It's easy to post data using curl. This is done using the -d option. The post data must be urlencoded.

  • Post a simple "name" and "phone" guestbook.
curl -d "name=Rafael%20Sagula&phone=3320780" \
              http://www.where.com/guest.cgi

How to post a form with curl, lesson #1:

Dig out all the <input> tags in the form that you want to fill in. (There's a perl program called formfind.pl on the curl site that helps with this).

If there's a "normal" post, you use -d to post. -d takes a full "post string", which is in the format

<variable1>=<data1>&<variable2>=<data2>&...

The 'variable' names are the names set with "name=" in the <input> tags, and the data is the contents you want to fill in for the inputs.
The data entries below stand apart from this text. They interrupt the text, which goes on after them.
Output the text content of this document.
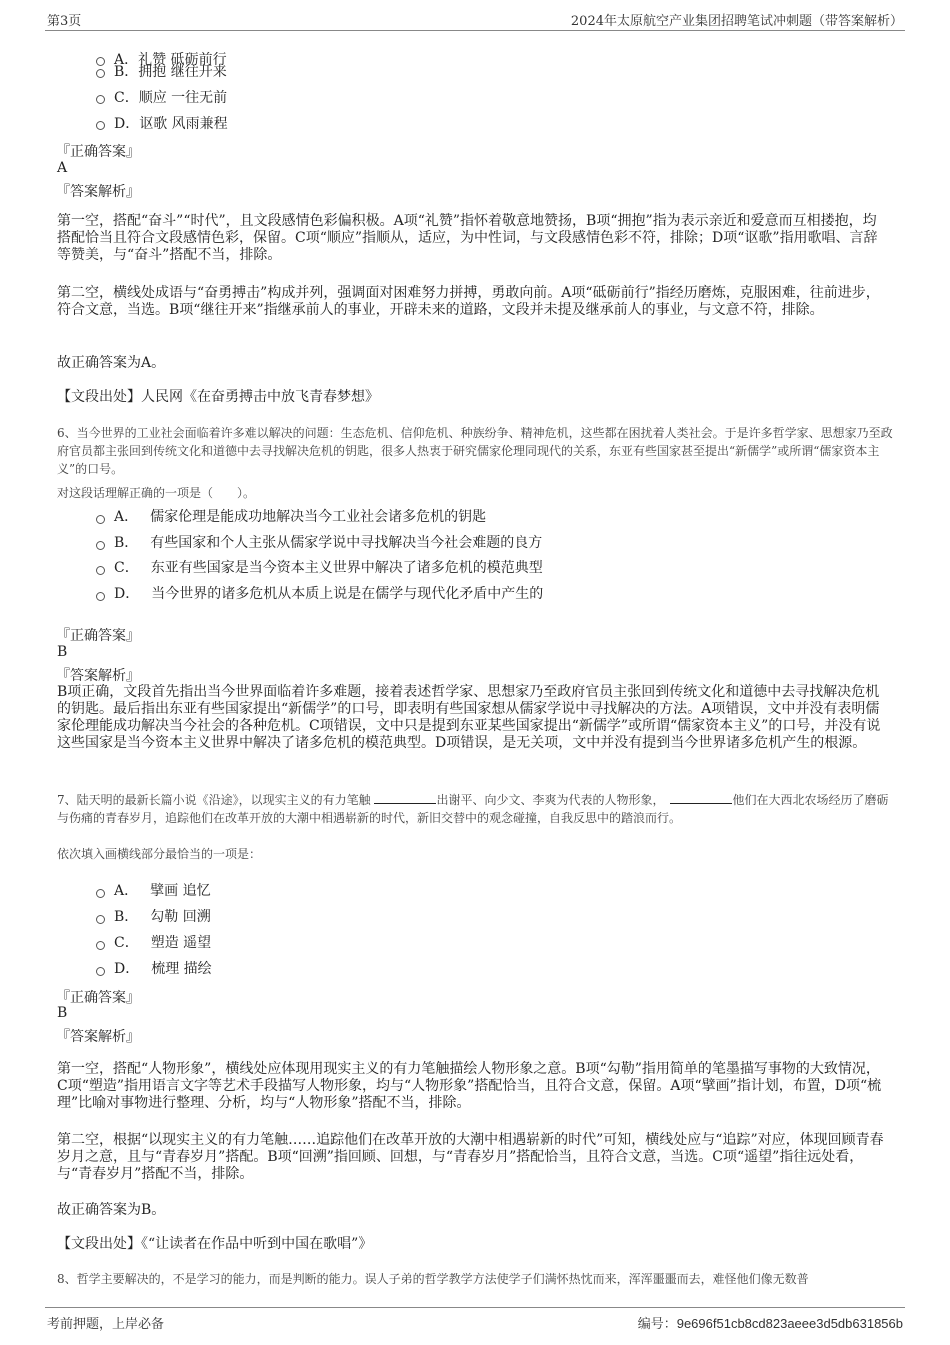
第3页	2024年太原航空产业集团招聘笔试冲刺题（带答案解析）
A．礼赞 砥砺前行
B．拥抱 继往开来
C．顺应 一往无前
D．讴歌 风雨兼程
『正确答案』
A
『答案解析』
第一空，搭配“奋斗”“时代”，且文段感情色彩偏积极。A项“礼赞”指怀着敬意地赞扬，B项“拥抱”指为表示亲近和爱意而互相搂抱，均搭配恰当且符合文段感情色彩，保留。C项“顺应”指顺从，适应，为中性词，与文段感情色彩不符，排除；D项“讴歌”指用歌唱、言辞等赞美，与“奋斗”搭配不当，排除。
第二空，横线处成语与“奋勇搏击”构成并列，强调面对困难努力拼搏，勇敢向前。A项“砥砺前行”指经历磨炼，克服困难，往前进步，符合文意，当选。B项“继往开来”指继承前人的事业，开辟未来的道路，文段并未提及继承前人的事业，与文意不符，排除。
故正确答案为A。
【文段出处】人民网《在奋勇搏击中放飞青春梦想》
6、当今世界的工业社会面临着许多难以解决的问题：生态危机、信仰危机、种族纷争、精神危机，这些都在困扰着人类社会。于是许多哲学家、思想家乃至政府官员都主张回到传统文化和道德中去寻找解决危机的钥匙，很多人热衷于研究儒家伦理同现代的关系，东亚有些国家甚至提出“新儒学”或所谓“儒家资本主义”的口号。
对这段话理解正确的一项是（　　）。
A． 儒家伦理是能成功地解决当今工业社会诸多危机的钥匙
B． 有些国家和个人主张从儒家学说中寻找解决当今社会难题的良方
C． 东亚有些国家是当今资本主义世界中解决了诸多危机的模范典型
D． 当今世界的诸多危机从本质上说是在儒学与现代化矛盾中产生的
『正确答案』
B
『答案解析』
B项正确，文段首先指出当今世界面临着许多难题，接着表述哲学家、思想家乃至政府官员主张回到传统文化和道德中去寻找解决危机的钥匙。最后指出东亚有些国家提出“新儒学”的口号，即表明有些国家想从儒家学说中寻找解决的方法。A项错误，文中并没有表明儒家伦理能成功解决当今社会的各种危机。C项错误，文中只是提到东亚某些国家提出“新儒学”或所谓“儒家资本主义”的口号，并没有说这些国家是当今资本主义世界中解决了诸多危机的模范典型。D项错误，是无关项，文中并没有提到当今世界诸多危机产生的根源。
7、陆天明的最新长篇小说《沿途》，以现实主义的有力笔触	出谢平、向少文、李爽为代表的人物形象，	他们在大西北农场经历了磨砺与伤痛的青春岁月，追踪他们在改革开放的大潮中相遇崭新的时代，新旧交替中的观念碰撞，自我反思中的踏浪而行。
依次填入画横线部分最恰当的一项是：
A． 擘画 追忆
B． 勾勒 回溯
C． 塑造 遥望
D． 梳理 描绘
『正确答案』
B
『答案解析』
第一空，搭配“人物形象”，横线处应体现用现实主义的有力笔触描绘人物形象之意。B项“勾勒”指用简单的笔墨描写事物的大致情况，C项“塑造”指用语言文字等艺术手段描写人物形象，均与“人物形象”搭配恰当，且符合文意，保留。A项“擘画”指计划，布置，D项“梳理”比喻对事物进行整理、分析，均与“人物形象”搭配不当，排除。
第二空，根据“以现实主义的有力笔触……追踪他们在改革开放的大潮中相遇崭新的时代”可知，横线处应与“追踪”对应，体现回顾青春岁月之意，且与“青春岁月”搭配。B项“回溯”指回顾、回想，与“青春岁月”搭配恰当，且符合文意，当选。C项“遥望”指往远处看，与“青春岁月”搭配不当，排除。
故正确答案为B。
【文段出处】《“让读者在作品中听到中国在歌唱”》
8、哲学主要解决的，不是学习的能力，而是判断的能力。误人子弟的哲学教学方法使学子们满怀热忱而来，浑浑噩噩而去，难怪他们像无数普
考前押题，上岸必备	编号：9e696f51cb8cd823aeee3d5db631856b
The data must be properly URL encoded. That means you replace space with + and that you write weird letters with %XX where XX is the hexadecimal representation of the letter's ASCII code.

  • Example:
(page located at http://www.formpost.com/getthis/

<form action="post.cgi" method="post">
<input name=user size=10>
<input name=pass type=password size=10>
<input name=id type=hidden value="blablabla">
<input name=ding value="submit">
</form>

We want to enter user 'foobar' with password '12345'.

To post to this, you enter a curl command line like:

curl -d "user=foobar&pass=12345&id=blablabla&ding=submit" http://www.formpost.com/getthis/post.cgi

While -d uses the application/x-www-form-urlencoded mime-type, generally understood by CGI's and similar, curl also supports the more capable multipart/form-data type. This latter type supports things like file upload.

-F accepts parameters like -F "name=contents". If you want the contents to be read from a file, use <@filename> as contents. When specifying a file, you can also specify the file content type by appending ';type=<mime type>' to the file name. You can also post the contents of several files in one field. For example, the field name 'coolfiles' is used to send three files, with different content types using the following syntax:

curl -F "coolfiles=@fil1.gif;type=image/gif,fil2.txt,fil3.html" \
              http://www.post.com/postit.cgi

If the content-type is not specified, curl will try to guess from the file extension (it only knows a few), or use the previously specified type (from an earlier file if several files are specified in a list) or else it will using the default type 'text/plain'.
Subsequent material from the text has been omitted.